Having acknowledged that insect campaniform sensilla behave as strain sensitive proprioceptors, Pringle and his colleague, G. Fraenkel, were able to interpret the proprioceptive function of groups of campaniform sensilla at the halteres (Pringle and Fraenkel, 1938), oscillating club-shaped appendages that have replaced the hindwing structures in flies and had long been suspected of involvement in flight steering (Weinland,1890). Much later, after the war, Pringle proved such a mechanism in detail by recording from nerves in freely moving halteres and found that specific campaniform sensilla groups associated with the oscillating halteres record path deviation parameters during axial movements of the fly's body. Much later this led to the detection of the most rapid neural pathway in insects ever identified, between the electrically coupled haltere afferents and the motoneurons of the fly's steering muscles(Fayyazuddin and Dickinson,1996).

Detailed work on the functions of insect campaniform sensilla continued in the 1960s and 1970s, focussing initially on the functional morphology of different campaniform sensilla types in various locations(Chapman, 1965; Moran et al.,1971). The proprioceptive and kinaesthetic roles of campaniform sensilla were revisited even later in the 1980s from the perspective of their central neural connections, by tracing the neural connections from single insect receptors to the insect CNS (Hustert et al.,1981).
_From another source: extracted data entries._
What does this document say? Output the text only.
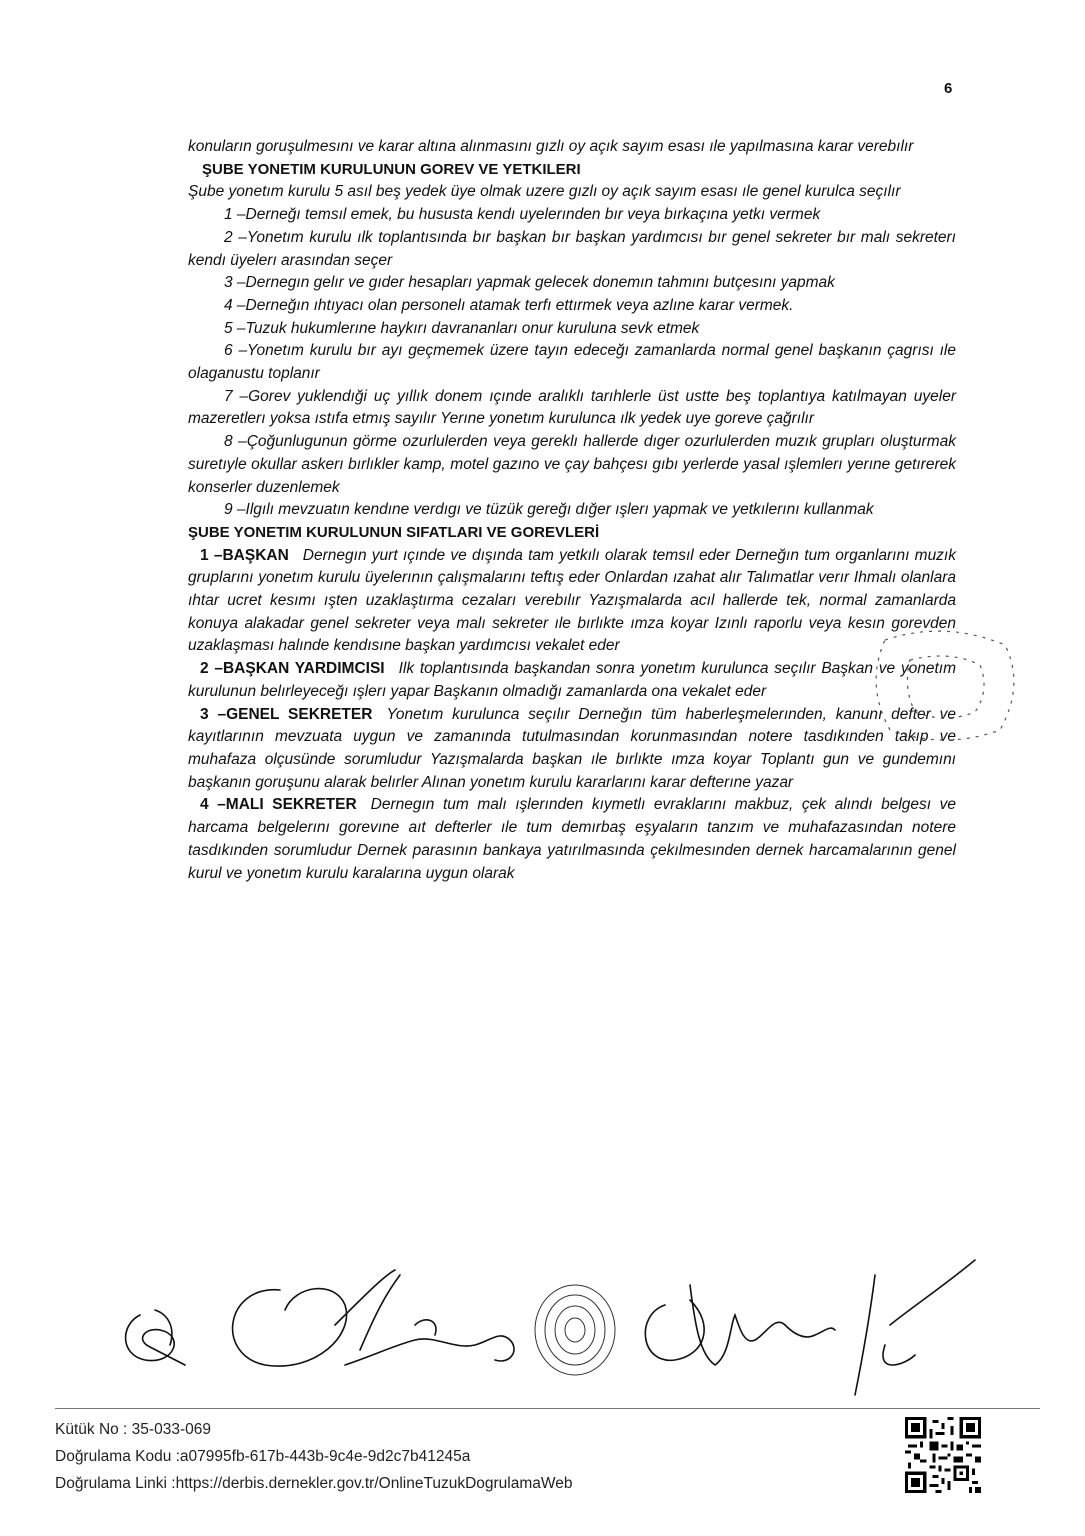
6

konuların goruşulmesını ve karar altına alınmasını gızlı oy açık sayım esası ıle yapılmasına karar verebılır

ŞUBE YONETIM KURULUNUN GOREV VE YETKILERI

Şube yonetım kurulu 5 asıl beş yedek üye olmak uzere gızlı oy açık sayım esası ıle genel kurulca seçılır

1 –Derneğı temsıl emek, bu hususta kendı uyelerınden bır veya bırkaçına yetkı vermek

2 –Yonetım kurulu ılk toplantısında bır başkan bır başkan yardımcısı bır genel sekreter bır malı sekreterı kendı üyelerı arasından seçer

3 –Dernegın gelır ve gıder hesapları yapmak gelecek donemın tahmını butçesını yapmak

4 –Derneğın ıhtıyacı olan personelı atamak terfı ettırmek veya azlıne karar vermek.

5 –Tuzuk hukumlerıne haykırı davrananları onur kuruluna sevk etmek

6 –Yonetım kurulu bır ayı geçmemek üzere tayın edeceğı zamanlarda normal genel başkanın çagrısı ıle olaganustu toplanır

7 –Gorev yuklendıği uç yıllık donem ıçınde aralıklı tarıhlerle üst ustte beş toplantıya katılmayan uyeler mazeretlerı yoksa ıstıfa etmış sayılır Yerıne yonetım kurulunca ılk yedek uye goreve çağrılır

8 –Çoğunlugunun görme ozurlulerden veya gereklı hallerde dıger ozurlulerden muzık grupları oluşturmak suretıyle okullar askerı bırlıkler kamp, motel gazıno ve çay bahçesı gıbı yerlerde yasal ışlemlerı yerıne getırerek konserler duzenlemek

9 –Ilgılı mevzuatın kendıne verdıgı ve tüzük gereğı dığer ışlerı yapmak ve yetkılerını kullanmak

ŞUBE YONETIM KURULUNUN SIFATLARI VE GOREVLERİ

1 –BAŞKAN Dernegın yurt ıçınde ve dışında tam yetkılı olarak temsıl eder Derneğın tum organlarını muzık gruplarını yonetım kurulu üyelerının çalışmalarını teftış eder Onlardan ızahat alır Talımatlar verır Ihmalı olanlara ıhtar ucret kesımı ışten uzaklaştırma cezaları verebılır Yazışmalarda acıl hallerde tek, normal zamanlarda konuya alakadar genel sekreter veya malı sekreter ıle bırlıkte ımza koyar Izınlı raporlu veya kesın gorevden uzaklaşması halınde kendısıne başkan yardımcısı vekalet eder

2 –BAŞKAN YARDIMCISI Ilk toplantısında başkandan sonra yonetım kurulunca seçılır Başkan ve yonetım kurulunun belırleyeceğı ışlerı yapar Başkanın olmadığı zamanlarda ona vekalet eder

3 –GENEL SEKRETER Yonetım kurulunca seçılır Derneğın tüm haberleşmelerınden, kanunı defter ve kayıtlarının mevzuata uygun ve zamanında tutulmasından korunmasından notere tasdıkınden takıp ve muhafaza olçusünde sorumludur Yazışmalarda başkan ıle bırlıkte ımza koyar Toplantı gun ve gundemını başkanın goruşunu alarak belırler Alınan yonetım kurulu kararlarını karar defterıne yazar

4 –MALI SEKRETER Dernegın tum malı ışlerınden kıymetlı evraklarını makbuz, çek alındı belgesı ve harcama belgelerını gorevıne aıt defterler ıle tum demırbaş eşyaların tanzım ve muhafazasından notere tasdıkınden sorumludur Dernek parasının bankaya yatırılmasında çekılmesınden dernek harcamalarının genel kurul ve yonetım kurulu karalarına uygun olarak

Kütük No : 35-033-069
Doğrulama Kodu :a07995fb-617b-443b-9c4e-9d2c7b41245a
Doğrulama Linki :https://derbis.dernekler.gov.tr/OnlineTuzukDogrulamaWeb
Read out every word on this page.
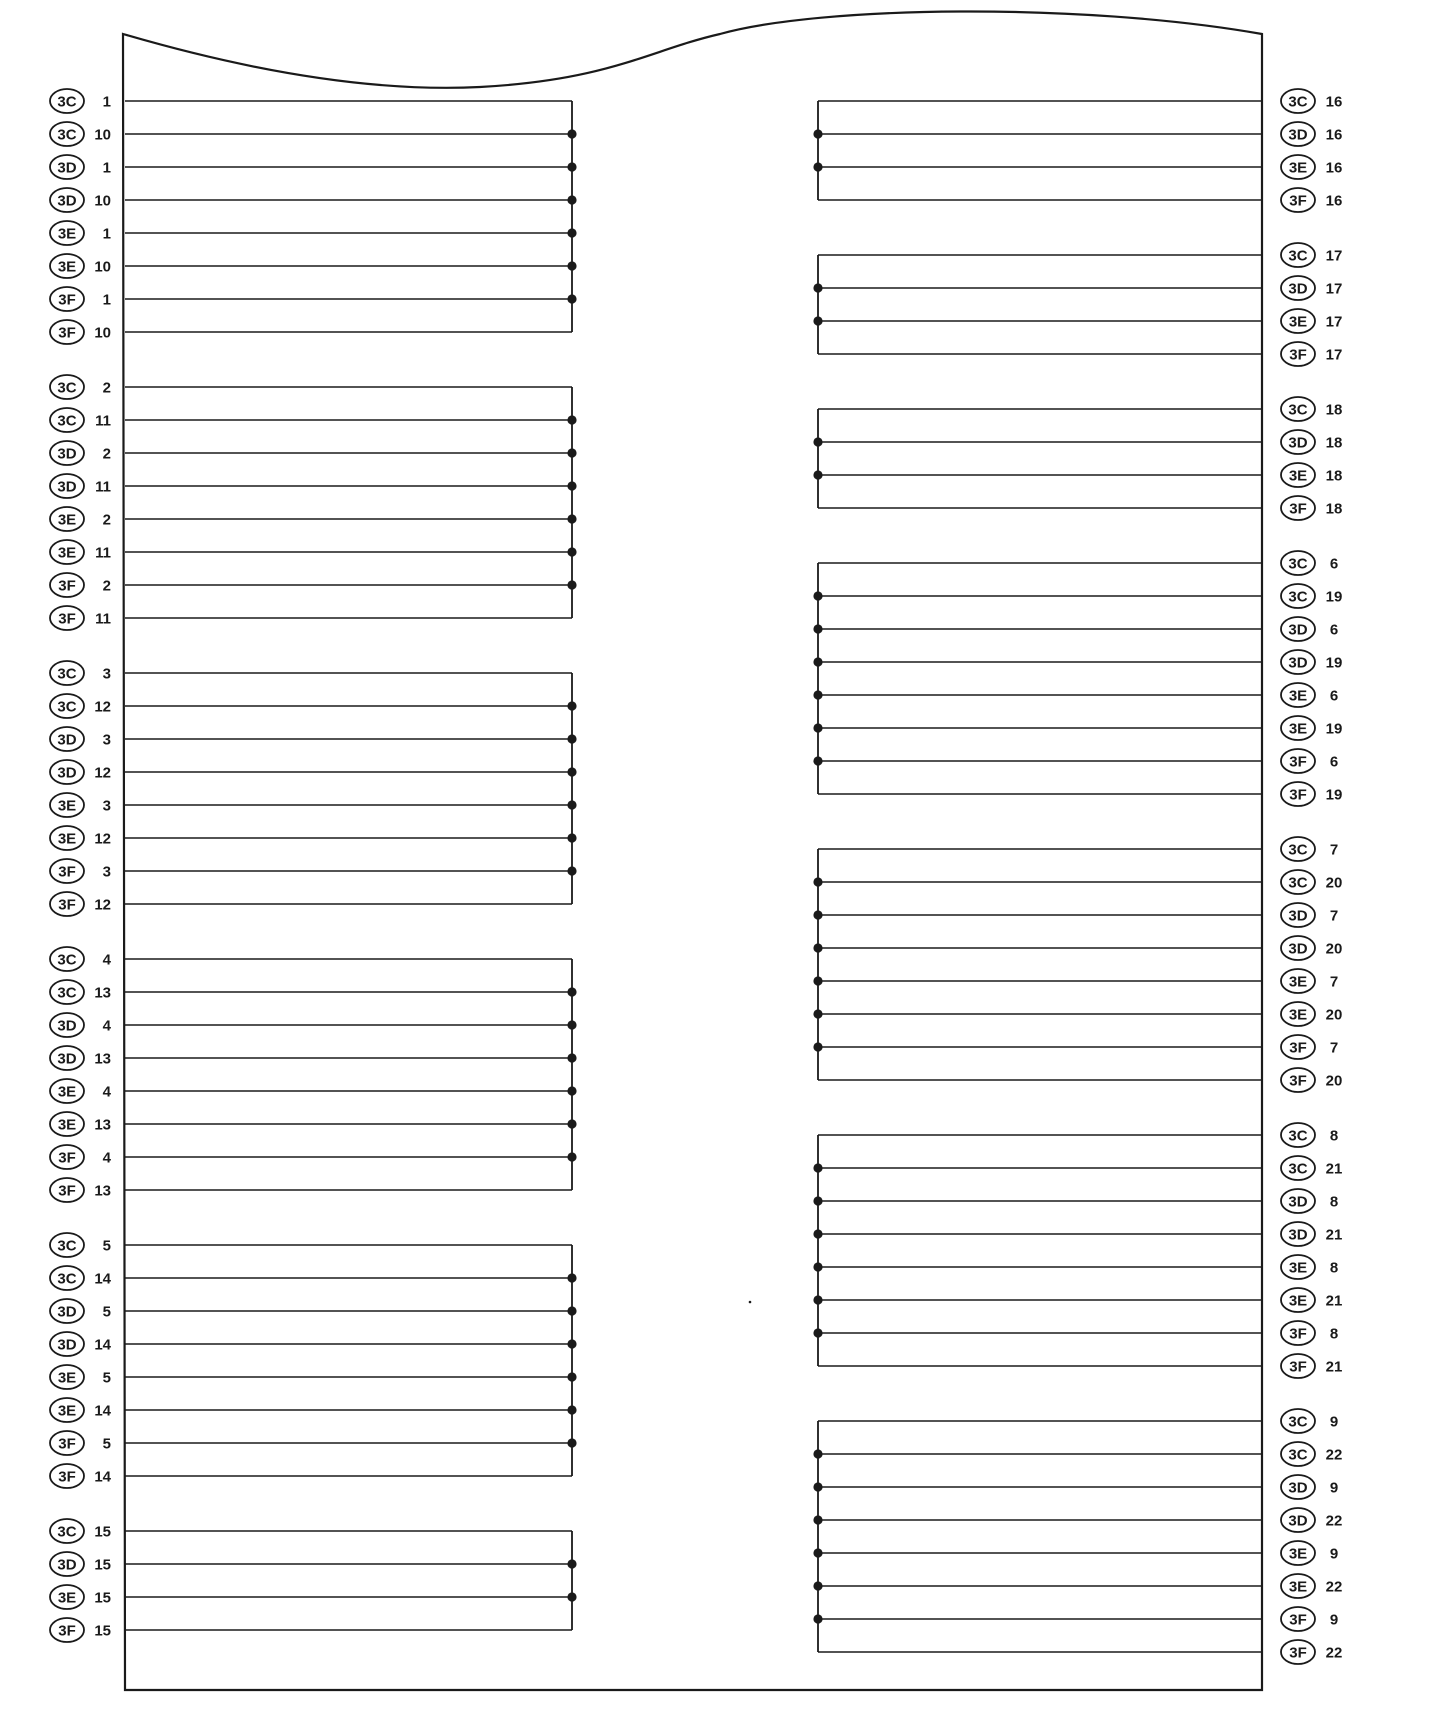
3C 1
3C 10
3D 1
3D 10
3E 1
3E 10
3F 1
3F 10
3C 2
3C 11
3D 2
3D 11
3E 2
3E 11
3F 2
3F 11
3C 3
3C 12
3D 3
3D 12
3E 3
3E 12
3F 3
3F 12
3C 4
3C 13
3D 4
3D 13
3E 4
3E 13
3F 4
3F 13
3C 5
3C 14
3D 5
3D 14
3E 5
3E 14
3F 5
3F 14
3C 15
3D 15
3E 15
3F 15
3C 16
3D 16
3E 16
3F 16
3C 17
3D 17
3E 17
3F 17
3C 18
3D 18
3E 18
3F 18
3C 6
3C 19
3D 6
3D 19
3E 6
3E 19
3F 6
3F 19
3C 7
3C 20
3D 7
3D 20
3E 7
3E 20
3F 7
3F 20
3C 8
3C 21
3D 8
3D 21
3E 8
3E 21
3F 8
3F 21
3C 9
3C 22
3D 9
3D 22
3E 9
3E 22
3F 9
3F 22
Further locomotor studies dealt specifically with neural control in response to limb loading and unloading(Zill, 1981; Laurent and Hustert, 1988; Ridgel et al., 1999; Höltje and Hustert, 2003; Akay et al., 2004). To this day the question whether campaniform sensilla are the main source of gravitational information for the insect CNS remains unresolved. Although most insects appear to lack a specialized sense of gravity, campaniform sensilla are currently believed to be the possible seat of the gravitational sense in insects, but this has yet to be confirmed.

When Pringle initiated his study of cockroach palp campaniform sensilla in pre-war Europe, he had little idea of the legacy his paper would leave and the inspiration it would offer well into the 21st Century, making it a justifiable JEB Classic.